Need to keep your study motivation levels up? These 6 energizing tips will help you hit the books 🚀 📚
It’s very nice to have a teacher or professor praise your work or performance, give you feedback, or reward success.
But what happens when you either lack such “mentors” or you need to do a lot of self-study, like in the case of distance learning? Well…then you’ll need to find your own reasons for studying and attaining high levels of intrinsic motivation.
According to Merriam-Webster, it's “a motivating force, stimulus, or influence." In plain English, we’d say it’s the drive or reason to do something.
If there’s no one outside pushing you to do something, and you’re struggling with low levels of study motivation, you’ll need to find your own purpose and apply some strategies to succeed in your studies.
1. Be aware of your learning goals
Start by asking yourself these questions: What do I want or need to learn? And why?
Sometimes you want to know everything, but here's the truth: identifying the key information you need to complete your goals will keep you from feeling overwhelmed and stuck.
Recognizing why you want to complete these goals enforces their relevance. So, think of your needs. "Do I need to improve my French because I’m moving to Quebec?" "Do I need to pass this subject before the next semester?"
The International Career Institute suggests:
Write the reasons down on a piece of paper and pin them up on the wall. Whether it’s getting good marks, learning about a field, or becoming qualified for a chosen career pathway, your goals can drive you to persist in your academic work.
2. Set achievable goals
Once you're aware of your needs and general learning objectives, you should find a way to make them attainable. It’s very important that you:
Lay out your goals and objectives in a way that align with what the subject or teacher requires, or what fits your personal situation.
Break tasks into realistic chunks.
When possible, choose what you’ll study and leave any extra material for a later stage.
Wouldn’t it be nice to attain a “proficient” level of French before moving to Quebec? Yes, sure, but perhaps for the time being an “intermediate” level will do.
Your satisfaction will be higher when you notice you can reach your goals, and you’ll set others as you see you can do it.

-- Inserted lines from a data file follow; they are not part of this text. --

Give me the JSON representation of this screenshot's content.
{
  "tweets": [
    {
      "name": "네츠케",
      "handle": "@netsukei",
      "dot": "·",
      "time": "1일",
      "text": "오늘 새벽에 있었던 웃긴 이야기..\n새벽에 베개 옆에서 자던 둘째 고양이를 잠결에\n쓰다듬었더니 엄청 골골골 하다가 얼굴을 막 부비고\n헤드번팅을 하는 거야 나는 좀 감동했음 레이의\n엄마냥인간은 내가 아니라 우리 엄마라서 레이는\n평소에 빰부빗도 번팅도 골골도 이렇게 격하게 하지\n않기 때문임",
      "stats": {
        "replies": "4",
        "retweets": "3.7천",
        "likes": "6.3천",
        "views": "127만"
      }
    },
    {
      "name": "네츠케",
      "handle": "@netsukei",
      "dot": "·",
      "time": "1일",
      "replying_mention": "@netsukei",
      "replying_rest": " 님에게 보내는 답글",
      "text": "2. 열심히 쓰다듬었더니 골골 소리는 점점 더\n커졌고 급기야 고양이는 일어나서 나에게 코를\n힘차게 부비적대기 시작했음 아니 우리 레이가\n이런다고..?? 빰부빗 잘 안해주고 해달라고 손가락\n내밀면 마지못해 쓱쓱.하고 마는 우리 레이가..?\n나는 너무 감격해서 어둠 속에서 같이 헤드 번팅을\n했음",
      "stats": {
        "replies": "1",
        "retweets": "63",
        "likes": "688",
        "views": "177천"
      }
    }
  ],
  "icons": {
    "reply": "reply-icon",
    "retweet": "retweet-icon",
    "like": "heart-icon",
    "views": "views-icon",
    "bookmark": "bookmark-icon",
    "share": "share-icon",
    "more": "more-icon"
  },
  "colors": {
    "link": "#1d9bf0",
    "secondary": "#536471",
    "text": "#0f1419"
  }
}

Breaking tasks into chunks
Suppose you have to master a certain topic in a given amount of time. You'll feel overwhelmed if there's a lot of information, so break the material into manageable tasks.
For example, establish in advance which chapters you'll read in a given time. Your intrinsic motivation will certainly increase as you successfully complete your realistic goals.
You're moving to Quebec in 4 months. What can you do to improve your French? Select the best options.
3. Set time to your tasks
One way of breaking tasks into manageable chunks, as suggested by the International Career Institute, is to set time for your tasks.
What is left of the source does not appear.